Was ist eigentlich mit deiner pubertierenden Tochter, bockt sie etwa immer noch? Es ist schon ein Weilchen her, dass wir sie zuletzt gesehen haben. Die hat scheinbar ihre eigenen Lügengeschichten noch nicht verdaut.«
Bernd winkte seufzend ab. Sie sprach da einen wunden Punkt an, den er momentan zu verdrängen suchte.
»Vroni rebelliert momentan gegen Gott und die Welt, interessiert sich nur noch für Jungs, Schminke und Klamotten. Ich bin nicht der Einzige, der dafür durchs Raster fällt. Mit ihrer Mutter kommt sie neuerdings auch schlechter klar.«
»Na, wenn das so ist … lassen wir einfach noch ein wenig Zeit vergehen, die kommt von selber wieder auf dich zu. Spätestens dann, wenn sie etwas will oder braucht«, prophezeite Julia.
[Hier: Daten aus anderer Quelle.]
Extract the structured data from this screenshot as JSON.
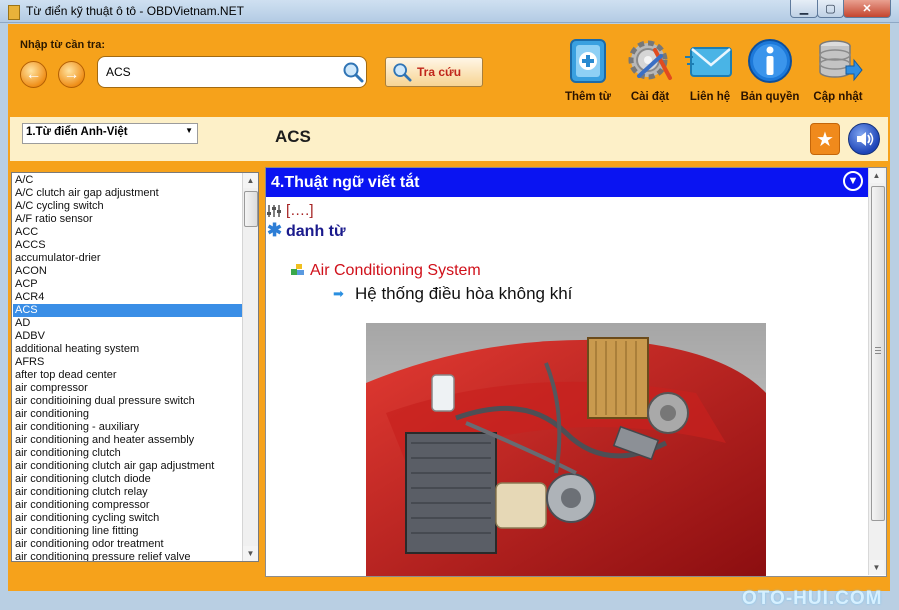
{
  "window": {
    "title": "Từ điển kỹ thuật ô tô - OBDVietnam.NET"
  },
  "search": {
    "label": "Nhập từ cần tra:",
    "value": "ACS",
    "lookup_label": "Tra cứu"
  },
  "toolbar": {
    "add_word": "Thêm từ",
    "settings": "Cài đặt",
    "contact": "Liên hệ",
    "copyright": "Bản quyền",
    "update": "Cập nhật"
  },
  "dictionary": {
    "selected": "1.Từ điển Anh-Việt"
  },
  "current_word": "ACS",
  "word_list": [
    "A/C",
    "A/C clutch air gap adjustment",
    "A/C cycling switch",
    "A/F ratio sensor",
    "ACC",
    "ACCS",
    "accumulator-drier",
    "ACON",
    "ACP",
    "ACR4",
    "ACS",
    "AD",
    "ADBV",
    "additional heating system",
    "AFRS",
    "after top dead center",
    "air compressor",
    "air conditioining dual pressure switch",
    "air conditioning",
    "air conditioning - auxiliary",
    "air conditioning and heater assembly",
    "air conditioning clutch",
    "air conditioning clutch air gap adjustment",
    "air conditioning clutch diode",
    "air conditioning clutch relay",
    "air conditioning compressor",
    "air conditioning cycling switch",
    "air conditioning line fitting",
    "air conditioning odor treatment",
    "air conditioning pressure relief valve"
  ],
  "selected_word_index": 10,
  "entry": {
    "section_title": "4.Thuật ngữ viết tắt",
    "pronunciation": "[….]",
    "word_type": "danh từ",
    "term": "Air Conditioning System",
    "meaning": "Hệ thống điều hòa không khí"
  },
  "watermark": "OTO-HUI.COM",
  "colors": {
    "app_bg": "#f6a21b",
    "band_bg": "#fdf0c8",
    "section_header": "#0a14f2",
    "selection": "#3a8ee6",
    "term": "#d0101a"
  }
}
»Du sagst es, insofern bin ich inzwischen viel entspannter als früher. Wer nicht will, der hat schon. Soll Sabine sich einstweilen alleine mit ihr herumärgern.«
»Genau, so sehe ich das auch. Übrigens, ich finde es total nett von deiner Kollegin, dass sie während unseres Urlaubs den Kater betreut. Ist bestimmt aufwändig für sie, jeden Tag nach der Arbeit extra hier herüber zu fahren.«
»Allerdings, und ich musste Marit nicht mal darum bitten. Sie hat sich von selbst angeboten. Dabei mag sie angeblich Hunde lieber, aber unseren stinkfaulen Bettvorleger kann sie anscheinend trotzdem ganz gut leiden«, grinste ihr Gatte.
»Das ist überhaupt kein Wunder. Hätte Felix damals am Küchenfenster kein derart auffälliges Theater veranstaltet, wäre sie dich vermutlich nicht rechtzeitig suchen gegangen und du wärst dem Brockopath zum Opfer gefallen. Dann müsste sie jetzt mit einem anderen Chef leben und der wäre bestimmt nicht ganz so nett und zuvorkommend wie du«, schlussfolgerte Julia augenzwinkernd.
Sie wusste, wie vernarrt die junge Beamtin in ihren Mann war, auch wenn er das selbst nicht wahrhaben wollte. Sie hatte es auf dem Polterabend zur Kenntnis nehmen müssen, war glatt ein bisschen eifersüchtig geworden. Aber nun gut, geheiratet hatte er schließlich sie und nicht Marit. Wenn er bis dato deren Reizen nicht erlegen war, würde sie sein Herz trotz der engen Zusammenarbeit auch künftig nicht erobern. Hoffentlich unterlag sie da keinem Irrtum. Aber Bernd konnte ein rechter Ignorant sein, was zwischenmenschliche Signale anging, und in diesem speziellen Fall war das gut so.
Julia schüttelte den Anflug von Eifersucht ab und reckte wieder ihre Charakternase in die Luft.